Anschließend ging es weiter nach Wetzlar. Die historische Altstadt mit ihren liebevoll restaurierten Fachwerkhäusern, verwinkelten Gassen und gemütlichen Plätzen lädt zum Bummeln ein. Bekannt ist die Stadt nicht nur durch den unvollendeten Dom, sondern auch als Wirkungsstätte von Johann Wolfgang von Goethe und als Heimat der Leica-Kamera. Ein schöner Abschluss eines abwechslungsreichen Reisetages.
Heute sind wir mit etwas Verspätung in unsere Deutschlandtour gestartet. Erstes Ziel war die beeindruckende Staumauer am Möhnesee, die zwischen 1908 und 1913 erbaut wurde und bis heute das Wahrzeichen der Region ist. Nach einem kurzen Stopp ging es weiter zu unserem Top-Übernachtungsplatz Camp13. Dort haben wir einen schönen schattigen Stellplatz gefunden, der die Nacht trotz der hohen Temperaturen des Tages hoffentlich angenehm werden lässt.

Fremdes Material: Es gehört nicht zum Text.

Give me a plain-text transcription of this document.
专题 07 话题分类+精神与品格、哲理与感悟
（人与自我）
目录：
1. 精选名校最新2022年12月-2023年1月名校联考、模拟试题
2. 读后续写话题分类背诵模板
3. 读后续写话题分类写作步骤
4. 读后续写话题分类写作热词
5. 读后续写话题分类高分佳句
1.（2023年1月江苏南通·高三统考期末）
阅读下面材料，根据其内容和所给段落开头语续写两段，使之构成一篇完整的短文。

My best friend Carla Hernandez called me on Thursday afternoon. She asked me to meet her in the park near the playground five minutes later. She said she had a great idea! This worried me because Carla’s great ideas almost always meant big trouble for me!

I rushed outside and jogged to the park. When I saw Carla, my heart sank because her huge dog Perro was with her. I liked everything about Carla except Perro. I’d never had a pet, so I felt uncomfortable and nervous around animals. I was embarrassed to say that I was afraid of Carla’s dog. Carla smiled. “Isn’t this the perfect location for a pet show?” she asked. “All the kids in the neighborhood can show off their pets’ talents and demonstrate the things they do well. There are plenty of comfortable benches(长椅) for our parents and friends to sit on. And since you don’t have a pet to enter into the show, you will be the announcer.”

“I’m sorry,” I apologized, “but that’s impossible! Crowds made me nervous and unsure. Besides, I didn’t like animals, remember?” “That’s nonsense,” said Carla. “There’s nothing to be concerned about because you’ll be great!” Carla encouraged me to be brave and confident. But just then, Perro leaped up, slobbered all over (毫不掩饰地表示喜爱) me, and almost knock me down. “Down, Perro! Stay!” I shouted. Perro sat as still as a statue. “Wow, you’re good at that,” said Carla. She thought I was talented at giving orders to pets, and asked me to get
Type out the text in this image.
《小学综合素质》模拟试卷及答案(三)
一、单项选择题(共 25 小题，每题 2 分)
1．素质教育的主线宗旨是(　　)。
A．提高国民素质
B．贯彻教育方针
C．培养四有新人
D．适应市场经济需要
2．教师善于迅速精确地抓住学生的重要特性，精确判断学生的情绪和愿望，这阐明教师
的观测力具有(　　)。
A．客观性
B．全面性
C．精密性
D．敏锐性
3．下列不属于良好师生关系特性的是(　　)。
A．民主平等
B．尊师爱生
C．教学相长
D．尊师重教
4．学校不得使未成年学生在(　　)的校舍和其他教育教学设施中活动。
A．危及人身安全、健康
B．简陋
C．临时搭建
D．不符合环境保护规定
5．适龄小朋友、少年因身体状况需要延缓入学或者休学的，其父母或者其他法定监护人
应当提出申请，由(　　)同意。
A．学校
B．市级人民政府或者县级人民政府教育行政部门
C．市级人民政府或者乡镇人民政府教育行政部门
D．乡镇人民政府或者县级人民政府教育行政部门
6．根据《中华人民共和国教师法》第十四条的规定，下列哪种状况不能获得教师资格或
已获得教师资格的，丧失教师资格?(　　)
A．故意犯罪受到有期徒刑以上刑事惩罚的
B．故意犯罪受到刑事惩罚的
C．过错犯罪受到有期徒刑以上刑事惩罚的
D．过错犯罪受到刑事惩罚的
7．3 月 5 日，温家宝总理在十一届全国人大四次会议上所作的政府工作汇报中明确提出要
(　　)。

Der Möhnesee, oft auch als „Westfälisches Meer“ bezeichnet, ist mit einer Wasserfläche von rund 10 Quadratkilometern einer der größten Stauseen Nordrhein-Westfalens. Eingebettet in die Landschaft des Naturparks Arnsberger Wald bietet er ideale Bedingungen für Erholung, Wassersport und ausgedehnte Spaziergänge am Ufer. Ein gelungener Auftakt unserer Reise.